If the battery runs low, a compact combustion engine – the range extender – recharges it as needed to boost the vehicle’s operating range to as much as 155 miles. The electric car is a zero-emissions vehicle for the first 31 miles of a trip – in city traffic, for instance.
The battery comprises a package of lithium-ion modules mounted in the floor in front of the rear axle. The four-seat A1 e-tron was designed for daily driving in metropolitan areas. It offers ‘fuel economy’ of up to 123mpg, for a CO2 equivalent of just 45g/km.
E.ON has set up not only public charging points near large cities but also innovative charging points in parking lots. Drivers simply insert their parking ticket to use the charging points and then pay for their electricity along with the parking fee.
The company has already developed charging solutions for the home. It offers a package to private individuals in Germany that comprises renewable ‘green power’ and a charging box for use with electric vehicles at home.
E.ON also supplies charging stations for the general public – primarily commercial customers. At these stations, two electric cars can recharge their batteries at the same time. Magnetic-strip cards grant drivers access. Both types of electric stations are being used in the Munich fleet trial. In addition, E.ON is fostering the continuous enhancement of charging technology by focusing on direct-current (DC) fast charging as well as cable-free charging.

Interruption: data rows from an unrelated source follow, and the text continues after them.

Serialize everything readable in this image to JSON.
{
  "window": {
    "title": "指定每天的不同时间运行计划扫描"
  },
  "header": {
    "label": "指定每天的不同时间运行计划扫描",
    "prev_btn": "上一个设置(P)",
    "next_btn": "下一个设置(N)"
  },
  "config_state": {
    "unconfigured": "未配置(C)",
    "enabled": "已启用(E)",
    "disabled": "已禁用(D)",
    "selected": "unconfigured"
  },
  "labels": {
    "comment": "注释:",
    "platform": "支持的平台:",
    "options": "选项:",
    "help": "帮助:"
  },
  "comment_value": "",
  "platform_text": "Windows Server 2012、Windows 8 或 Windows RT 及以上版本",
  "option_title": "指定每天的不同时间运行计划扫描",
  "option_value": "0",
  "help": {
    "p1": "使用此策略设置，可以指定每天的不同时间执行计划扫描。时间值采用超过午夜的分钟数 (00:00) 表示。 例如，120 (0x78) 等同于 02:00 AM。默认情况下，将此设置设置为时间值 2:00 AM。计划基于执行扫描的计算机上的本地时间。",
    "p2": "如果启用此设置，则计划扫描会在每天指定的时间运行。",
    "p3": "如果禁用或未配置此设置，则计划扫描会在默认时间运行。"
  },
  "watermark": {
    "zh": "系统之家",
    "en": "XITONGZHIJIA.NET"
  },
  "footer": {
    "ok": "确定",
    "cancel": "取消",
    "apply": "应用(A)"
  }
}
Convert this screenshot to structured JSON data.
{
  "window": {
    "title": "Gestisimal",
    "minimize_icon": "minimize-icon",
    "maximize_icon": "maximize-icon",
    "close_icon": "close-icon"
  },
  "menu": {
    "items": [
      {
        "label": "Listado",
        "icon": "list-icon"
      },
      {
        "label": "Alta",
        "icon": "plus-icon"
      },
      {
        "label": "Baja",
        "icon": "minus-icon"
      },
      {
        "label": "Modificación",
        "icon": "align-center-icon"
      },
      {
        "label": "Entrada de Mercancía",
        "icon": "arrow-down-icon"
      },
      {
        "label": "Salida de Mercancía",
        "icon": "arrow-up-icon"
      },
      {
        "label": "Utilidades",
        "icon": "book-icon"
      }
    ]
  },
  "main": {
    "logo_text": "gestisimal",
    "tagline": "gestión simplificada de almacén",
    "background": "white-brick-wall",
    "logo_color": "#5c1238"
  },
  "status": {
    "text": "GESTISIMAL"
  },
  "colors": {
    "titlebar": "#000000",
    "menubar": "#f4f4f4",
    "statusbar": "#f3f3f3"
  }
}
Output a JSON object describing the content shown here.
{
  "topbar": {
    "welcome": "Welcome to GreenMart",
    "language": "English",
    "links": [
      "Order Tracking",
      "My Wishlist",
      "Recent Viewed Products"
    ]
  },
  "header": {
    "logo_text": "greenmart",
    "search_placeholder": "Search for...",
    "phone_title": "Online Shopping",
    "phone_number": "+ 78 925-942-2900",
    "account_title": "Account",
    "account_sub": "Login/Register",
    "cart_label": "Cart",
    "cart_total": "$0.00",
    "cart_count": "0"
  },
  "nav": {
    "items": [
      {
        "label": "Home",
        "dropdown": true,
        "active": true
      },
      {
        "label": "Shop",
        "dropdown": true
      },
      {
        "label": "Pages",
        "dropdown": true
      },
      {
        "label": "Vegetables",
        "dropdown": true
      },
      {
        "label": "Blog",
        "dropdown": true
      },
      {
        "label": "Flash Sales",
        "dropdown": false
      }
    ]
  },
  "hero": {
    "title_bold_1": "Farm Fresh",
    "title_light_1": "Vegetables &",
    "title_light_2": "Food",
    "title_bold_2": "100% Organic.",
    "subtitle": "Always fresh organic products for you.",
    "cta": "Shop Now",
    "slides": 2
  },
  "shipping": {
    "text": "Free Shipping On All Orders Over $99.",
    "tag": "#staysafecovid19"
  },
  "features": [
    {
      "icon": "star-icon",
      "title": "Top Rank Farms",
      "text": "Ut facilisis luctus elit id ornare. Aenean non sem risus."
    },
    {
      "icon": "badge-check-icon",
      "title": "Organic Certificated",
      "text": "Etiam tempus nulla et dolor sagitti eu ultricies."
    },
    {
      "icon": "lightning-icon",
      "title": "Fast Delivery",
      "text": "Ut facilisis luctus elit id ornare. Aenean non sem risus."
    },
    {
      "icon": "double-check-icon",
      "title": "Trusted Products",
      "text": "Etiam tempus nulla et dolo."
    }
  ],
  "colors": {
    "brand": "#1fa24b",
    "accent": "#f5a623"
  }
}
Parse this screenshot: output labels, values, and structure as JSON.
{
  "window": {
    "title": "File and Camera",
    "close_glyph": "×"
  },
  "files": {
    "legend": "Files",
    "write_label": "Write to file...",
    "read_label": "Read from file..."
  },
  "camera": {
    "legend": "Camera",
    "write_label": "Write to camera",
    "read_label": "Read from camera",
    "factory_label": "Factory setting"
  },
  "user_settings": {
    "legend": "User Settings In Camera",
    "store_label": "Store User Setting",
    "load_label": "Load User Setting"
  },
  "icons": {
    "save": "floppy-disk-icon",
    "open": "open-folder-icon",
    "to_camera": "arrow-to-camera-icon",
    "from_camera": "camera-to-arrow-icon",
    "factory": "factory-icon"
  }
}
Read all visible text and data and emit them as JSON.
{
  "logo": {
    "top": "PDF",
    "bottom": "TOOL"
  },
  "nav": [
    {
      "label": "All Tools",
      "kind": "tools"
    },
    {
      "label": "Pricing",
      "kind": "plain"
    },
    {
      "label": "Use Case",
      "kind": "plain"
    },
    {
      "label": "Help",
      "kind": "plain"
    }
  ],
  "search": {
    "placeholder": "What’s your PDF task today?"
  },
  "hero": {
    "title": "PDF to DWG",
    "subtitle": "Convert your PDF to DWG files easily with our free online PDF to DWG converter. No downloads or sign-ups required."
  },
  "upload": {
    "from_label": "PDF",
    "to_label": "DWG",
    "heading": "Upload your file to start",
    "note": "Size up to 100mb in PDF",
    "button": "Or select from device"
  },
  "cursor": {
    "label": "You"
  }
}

SWM has been working with partners for quite some time on various projects concerning individual electric mobility. As the operator of streetcars and subway trains, they have more than 115 years of electric-mobility experience in public transportation. SWM is responsible for the charging infrastructure within Munich city limits.
During the project, TUM is collecting and analyzing data on mobility, concentrating on the situations in which people drive electric cars, the degree to which they drive them and how this technology will influence the use of other transportation.
To answer these questions, the departments of Automotive Engineering and Ergonomics have developed a mobile app that all fleet-trial participants can use on their smartphones. These devices will document participants’ behavior, taking into account everything from electric cars and combustion-engine passenger vehicles through to buses, trains and bicycles.
At the same time, the Department of Services Marketing is conducting a study to ascertain suitable models for billing electric-mobility customers.